3. For Jane: With All the Love I Had, Which Was Not Enough: by Charles Bukowski

I pick up the skirt,
I pick up the sparkling beads

4. Scars/To the New Boyfriend by Rudy Francisco

5. Are All the Break-Ups in Your Poems Real? by Aimee Nezhukumatathil

If by real you mean as real as a shark tooth stuck
in your heel, the wetness of a finished lollipop stick,

6. The Ballad Of The Landlord by Langston Hughes

Landlord, landlord,
My roof has sprung a leak.

7. Accents by Denice Frohman

8. wishes for sons by Lucille Clifton

i wish them cramps.
i wish them a strange town

9. Abecedarian Requiring Further Examination of Anglikan Seraphym Subjugation of a Wild Indian Rezervation by Natalie Diaz

Angels don’t come to the reservation.
Bats, maybe, or owls, boxy mottled things.

10. A Letter to My Dog, Exploring the Human Condition by Andrea Gibson

11. This Room and Everything in It by Li-Young Lee

Lie still now
while I prepare for my future,

12. I Stink by Roque Dalton, translated from the Spanish

I smell like the colour of mourning on those days
when flowers wilt due to their price

13. The Beloved by Paul Celan, translated from the German

She is standing on my eyelids
And her hair is wound in mine,

14. Buffet Etiquette by Hieu Minh Nguyen

Photo by Tyler Menezes CC BY-SA 2.0

Photo by Tyler Menezes CC BY-SA 2.0

Start small this World Poetry Day by sharing a poem or go big and campaign for a poet’s freedom of speech. Poetry can be dangerous: poets around the world are threatened and silenced for writing poems deemed too political or blasphemous.

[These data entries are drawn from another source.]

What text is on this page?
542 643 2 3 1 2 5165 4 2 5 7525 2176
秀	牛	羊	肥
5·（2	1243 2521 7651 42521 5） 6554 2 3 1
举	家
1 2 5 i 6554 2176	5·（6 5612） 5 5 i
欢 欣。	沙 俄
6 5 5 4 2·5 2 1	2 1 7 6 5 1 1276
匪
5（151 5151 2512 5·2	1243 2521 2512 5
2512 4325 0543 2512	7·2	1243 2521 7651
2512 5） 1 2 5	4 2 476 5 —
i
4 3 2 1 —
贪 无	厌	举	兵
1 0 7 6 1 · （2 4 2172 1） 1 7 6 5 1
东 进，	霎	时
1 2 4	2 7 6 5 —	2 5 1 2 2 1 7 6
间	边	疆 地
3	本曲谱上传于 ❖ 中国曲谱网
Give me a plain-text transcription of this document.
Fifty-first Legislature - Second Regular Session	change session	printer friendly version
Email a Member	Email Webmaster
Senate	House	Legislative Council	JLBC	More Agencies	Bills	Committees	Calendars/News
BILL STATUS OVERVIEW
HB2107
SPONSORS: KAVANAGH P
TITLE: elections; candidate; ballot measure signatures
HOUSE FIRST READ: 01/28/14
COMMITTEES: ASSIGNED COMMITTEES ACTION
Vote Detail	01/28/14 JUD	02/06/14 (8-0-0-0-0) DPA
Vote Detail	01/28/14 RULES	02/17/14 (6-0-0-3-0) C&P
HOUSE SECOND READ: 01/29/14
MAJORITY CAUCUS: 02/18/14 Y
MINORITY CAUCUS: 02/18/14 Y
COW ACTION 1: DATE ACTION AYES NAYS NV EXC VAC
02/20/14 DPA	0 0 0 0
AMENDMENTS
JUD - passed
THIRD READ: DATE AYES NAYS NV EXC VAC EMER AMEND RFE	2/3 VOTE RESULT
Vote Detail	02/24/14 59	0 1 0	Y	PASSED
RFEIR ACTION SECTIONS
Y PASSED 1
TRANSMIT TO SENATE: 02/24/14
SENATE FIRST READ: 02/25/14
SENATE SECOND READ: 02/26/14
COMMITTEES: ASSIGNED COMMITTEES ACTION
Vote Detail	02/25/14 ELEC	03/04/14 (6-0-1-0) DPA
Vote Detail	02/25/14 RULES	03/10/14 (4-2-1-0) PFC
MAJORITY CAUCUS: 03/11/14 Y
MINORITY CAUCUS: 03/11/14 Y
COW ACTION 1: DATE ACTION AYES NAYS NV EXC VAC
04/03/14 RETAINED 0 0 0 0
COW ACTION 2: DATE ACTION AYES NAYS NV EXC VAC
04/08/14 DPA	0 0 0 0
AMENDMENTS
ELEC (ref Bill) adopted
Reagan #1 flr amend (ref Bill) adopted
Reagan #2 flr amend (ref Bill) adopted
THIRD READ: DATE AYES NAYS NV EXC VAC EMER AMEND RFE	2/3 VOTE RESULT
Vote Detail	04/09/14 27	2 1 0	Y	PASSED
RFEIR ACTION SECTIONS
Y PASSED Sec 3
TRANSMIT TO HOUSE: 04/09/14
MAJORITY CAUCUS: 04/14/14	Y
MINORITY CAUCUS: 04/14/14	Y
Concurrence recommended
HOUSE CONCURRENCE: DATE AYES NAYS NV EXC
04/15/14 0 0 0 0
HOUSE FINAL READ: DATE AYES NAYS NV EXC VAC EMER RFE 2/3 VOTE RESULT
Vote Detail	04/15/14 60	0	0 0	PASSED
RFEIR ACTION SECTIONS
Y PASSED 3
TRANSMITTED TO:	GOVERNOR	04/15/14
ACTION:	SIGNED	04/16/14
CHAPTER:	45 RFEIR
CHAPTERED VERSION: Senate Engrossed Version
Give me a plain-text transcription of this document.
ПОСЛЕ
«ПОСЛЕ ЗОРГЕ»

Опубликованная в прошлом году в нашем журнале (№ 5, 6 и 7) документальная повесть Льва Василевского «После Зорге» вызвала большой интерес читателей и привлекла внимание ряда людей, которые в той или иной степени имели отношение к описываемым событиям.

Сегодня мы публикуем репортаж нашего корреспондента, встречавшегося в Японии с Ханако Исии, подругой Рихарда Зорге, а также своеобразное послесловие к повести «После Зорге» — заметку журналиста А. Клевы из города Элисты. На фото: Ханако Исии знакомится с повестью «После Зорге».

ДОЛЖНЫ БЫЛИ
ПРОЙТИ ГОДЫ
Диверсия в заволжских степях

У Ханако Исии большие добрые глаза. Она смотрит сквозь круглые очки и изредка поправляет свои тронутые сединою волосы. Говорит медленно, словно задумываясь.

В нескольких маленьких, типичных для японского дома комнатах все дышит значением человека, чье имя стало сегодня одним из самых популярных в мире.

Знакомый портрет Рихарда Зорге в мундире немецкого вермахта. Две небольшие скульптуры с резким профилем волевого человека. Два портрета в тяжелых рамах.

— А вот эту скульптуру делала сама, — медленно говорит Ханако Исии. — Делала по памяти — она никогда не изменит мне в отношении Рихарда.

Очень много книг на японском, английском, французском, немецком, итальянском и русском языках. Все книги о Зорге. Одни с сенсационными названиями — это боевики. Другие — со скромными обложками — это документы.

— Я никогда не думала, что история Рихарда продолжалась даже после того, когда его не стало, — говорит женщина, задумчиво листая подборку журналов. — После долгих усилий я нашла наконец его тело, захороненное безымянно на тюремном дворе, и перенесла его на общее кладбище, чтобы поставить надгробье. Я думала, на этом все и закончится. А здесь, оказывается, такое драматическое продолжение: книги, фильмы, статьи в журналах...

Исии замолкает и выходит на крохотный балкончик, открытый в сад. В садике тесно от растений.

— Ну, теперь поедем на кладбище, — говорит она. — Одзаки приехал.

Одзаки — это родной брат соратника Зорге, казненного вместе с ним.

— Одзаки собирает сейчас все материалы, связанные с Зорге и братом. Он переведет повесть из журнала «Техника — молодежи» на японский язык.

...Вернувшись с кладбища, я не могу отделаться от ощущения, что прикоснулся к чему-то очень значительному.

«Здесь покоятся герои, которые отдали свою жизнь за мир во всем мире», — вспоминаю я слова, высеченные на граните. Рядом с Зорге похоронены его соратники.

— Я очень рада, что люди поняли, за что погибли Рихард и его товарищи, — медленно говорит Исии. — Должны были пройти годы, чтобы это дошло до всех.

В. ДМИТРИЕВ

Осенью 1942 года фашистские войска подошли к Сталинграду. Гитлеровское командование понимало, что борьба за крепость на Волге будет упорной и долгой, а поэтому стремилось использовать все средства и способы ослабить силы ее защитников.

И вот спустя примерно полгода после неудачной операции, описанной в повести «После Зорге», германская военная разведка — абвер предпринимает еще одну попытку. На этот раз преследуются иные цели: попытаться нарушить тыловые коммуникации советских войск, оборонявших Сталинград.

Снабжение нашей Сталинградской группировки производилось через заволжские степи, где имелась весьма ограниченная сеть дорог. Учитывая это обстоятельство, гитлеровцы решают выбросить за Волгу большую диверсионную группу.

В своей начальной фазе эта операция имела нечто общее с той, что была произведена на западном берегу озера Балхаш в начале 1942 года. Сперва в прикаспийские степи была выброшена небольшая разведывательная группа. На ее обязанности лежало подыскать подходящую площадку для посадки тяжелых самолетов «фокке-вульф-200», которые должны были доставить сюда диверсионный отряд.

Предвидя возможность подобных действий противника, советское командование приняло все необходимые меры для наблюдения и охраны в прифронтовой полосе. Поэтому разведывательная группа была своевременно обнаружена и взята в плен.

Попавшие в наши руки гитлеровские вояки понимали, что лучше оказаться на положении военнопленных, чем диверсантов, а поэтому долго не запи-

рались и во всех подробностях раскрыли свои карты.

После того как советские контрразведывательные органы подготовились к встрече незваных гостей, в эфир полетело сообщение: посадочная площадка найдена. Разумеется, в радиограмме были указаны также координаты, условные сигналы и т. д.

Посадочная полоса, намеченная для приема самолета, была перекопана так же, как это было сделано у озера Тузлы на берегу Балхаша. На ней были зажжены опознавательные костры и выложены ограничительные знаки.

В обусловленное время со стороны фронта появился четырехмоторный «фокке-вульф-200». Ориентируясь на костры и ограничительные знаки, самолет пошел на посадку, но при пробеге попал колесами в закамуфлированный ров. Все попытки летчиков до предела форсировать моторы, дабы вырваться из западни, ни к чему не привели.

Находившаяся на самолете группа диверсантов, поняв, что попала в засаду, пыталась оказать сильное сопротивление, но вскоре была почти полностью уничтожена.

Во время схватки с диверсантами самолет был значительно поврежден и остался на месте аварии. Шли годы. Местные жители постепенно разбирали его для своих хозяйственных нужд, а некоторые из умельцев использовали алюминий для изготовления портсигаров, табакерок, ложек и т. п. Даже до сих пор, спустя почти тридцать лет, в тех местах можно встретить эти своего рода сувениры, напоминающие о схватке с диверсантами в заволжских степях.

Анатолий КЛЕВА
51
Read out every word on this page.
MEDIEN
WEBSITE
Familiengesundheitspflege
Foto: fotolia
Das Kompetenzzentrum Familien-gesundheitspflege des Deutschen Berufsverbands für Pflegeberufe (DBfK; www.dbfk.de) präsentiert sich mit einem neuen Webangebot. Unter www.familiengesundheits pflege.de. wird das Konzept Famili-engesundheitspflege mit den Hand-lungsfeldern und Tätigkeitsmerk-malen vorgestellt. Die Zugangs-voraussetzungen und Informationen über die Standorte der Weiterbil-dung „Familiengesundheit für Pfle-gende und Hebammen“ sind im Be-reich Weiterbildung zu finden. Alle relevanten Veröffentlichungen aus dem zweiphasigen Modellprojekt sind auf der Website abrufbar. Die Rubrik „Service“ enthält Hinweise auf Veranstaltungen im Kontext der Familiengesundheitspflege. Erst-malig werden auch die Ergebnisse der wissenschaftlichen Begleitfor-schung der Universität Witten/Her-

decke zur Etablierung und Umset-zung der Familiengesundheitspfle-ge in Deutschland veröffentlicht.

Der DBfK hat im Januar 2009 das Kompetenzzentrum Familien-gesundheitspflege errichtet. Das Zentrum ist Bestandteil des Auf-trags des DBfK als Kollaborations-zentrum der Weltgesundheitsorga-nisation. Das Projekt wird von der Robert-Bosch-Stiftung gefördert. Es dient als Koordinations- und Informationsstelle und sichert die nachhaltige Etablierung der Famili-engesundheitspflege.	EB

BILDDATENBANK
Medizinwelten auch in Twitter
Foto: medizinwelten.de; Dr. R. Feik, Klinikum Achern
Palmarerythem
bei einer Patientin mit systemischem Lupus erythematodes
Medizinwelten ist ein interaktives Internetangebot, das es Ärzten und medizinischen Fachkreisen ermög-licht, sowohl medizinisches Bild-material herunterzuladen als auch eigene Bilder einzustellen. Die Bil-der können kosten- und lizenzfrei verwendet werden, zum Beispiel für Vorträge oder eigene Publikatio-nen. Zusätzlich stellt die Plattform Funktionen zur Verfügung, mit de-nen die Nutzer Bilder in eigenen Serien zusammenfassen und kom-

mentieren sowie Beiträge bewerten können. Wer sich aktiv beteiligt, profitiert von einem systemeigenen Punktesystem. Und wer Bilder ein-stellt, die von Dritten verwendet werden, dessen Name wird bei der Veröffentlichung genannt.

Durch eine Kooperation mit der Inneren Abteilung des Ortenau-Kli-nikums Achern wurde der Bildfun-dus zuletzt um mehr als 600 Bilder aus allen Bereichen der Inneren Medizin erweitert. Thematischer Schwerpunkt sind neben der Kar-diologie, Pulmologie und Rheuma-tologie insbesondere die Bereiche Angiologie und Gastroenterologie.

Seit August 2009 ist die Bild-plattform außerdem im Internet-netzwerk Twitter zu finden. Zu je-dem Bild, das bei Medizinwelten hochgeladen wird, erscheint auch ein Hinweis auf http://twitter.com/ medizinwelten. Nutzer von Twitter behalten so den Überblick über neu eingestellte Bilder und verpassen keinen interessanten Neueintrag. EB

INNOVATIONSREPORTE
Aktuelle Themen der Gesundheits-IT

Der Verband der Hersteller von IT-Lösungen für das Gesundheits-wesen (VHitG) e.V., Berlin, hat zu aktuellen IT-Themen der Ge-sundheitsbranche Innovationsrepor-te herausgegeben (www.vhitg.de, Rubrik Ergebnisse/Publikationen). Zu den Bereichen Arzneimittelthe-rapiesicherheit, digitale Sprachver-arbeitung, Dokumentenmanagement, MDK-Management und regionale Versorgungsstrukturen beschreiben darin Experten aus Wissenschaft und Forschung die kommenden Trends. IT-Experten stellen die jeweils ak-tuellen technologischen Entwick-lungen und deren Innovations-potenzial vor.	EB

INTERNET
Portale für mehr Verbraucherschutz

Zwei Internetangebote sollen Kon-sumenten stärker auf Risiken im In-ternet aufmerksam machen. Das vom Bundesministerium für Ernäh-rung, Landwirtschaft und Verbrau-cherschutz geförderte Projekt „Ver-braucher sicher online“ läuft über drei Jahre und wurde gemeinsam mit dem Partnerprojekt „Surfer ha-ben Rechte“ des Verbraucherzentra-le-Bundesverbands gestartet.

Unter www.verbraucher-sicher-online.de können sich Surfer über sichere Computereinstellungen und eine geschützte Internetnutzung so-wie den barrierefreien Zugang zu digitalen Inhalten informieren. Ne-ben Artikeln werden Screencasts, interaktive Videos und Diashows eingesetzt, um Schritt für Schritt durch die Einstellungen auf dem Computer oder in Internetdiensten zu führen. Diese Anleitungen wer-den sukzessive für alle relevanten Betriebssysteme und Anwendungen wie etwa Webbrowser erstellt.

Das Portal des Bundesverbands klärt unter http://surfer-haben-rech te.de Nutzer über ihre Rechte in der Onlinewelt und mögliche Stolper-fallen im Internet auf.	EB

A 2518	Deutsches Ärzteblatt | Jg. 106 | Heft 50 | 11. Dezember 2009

Take over social media or write letters on behalf of poets like Ashraf Fayadh, who was almost sentenced to death in 2015 for sharing his poetry in Saudi Arabia. Find other dissident poets on Pen.org and help save a poet.

Need more time to find the rhythm of the poetry that runs through your blood, the lovely pump in your heart, the gentle wind chimes in your laughter, and the captivating hold of your stare?

April marks the 20th celebration of National Poetry Month in the U.S. Find your inner word genius and get to celebrating.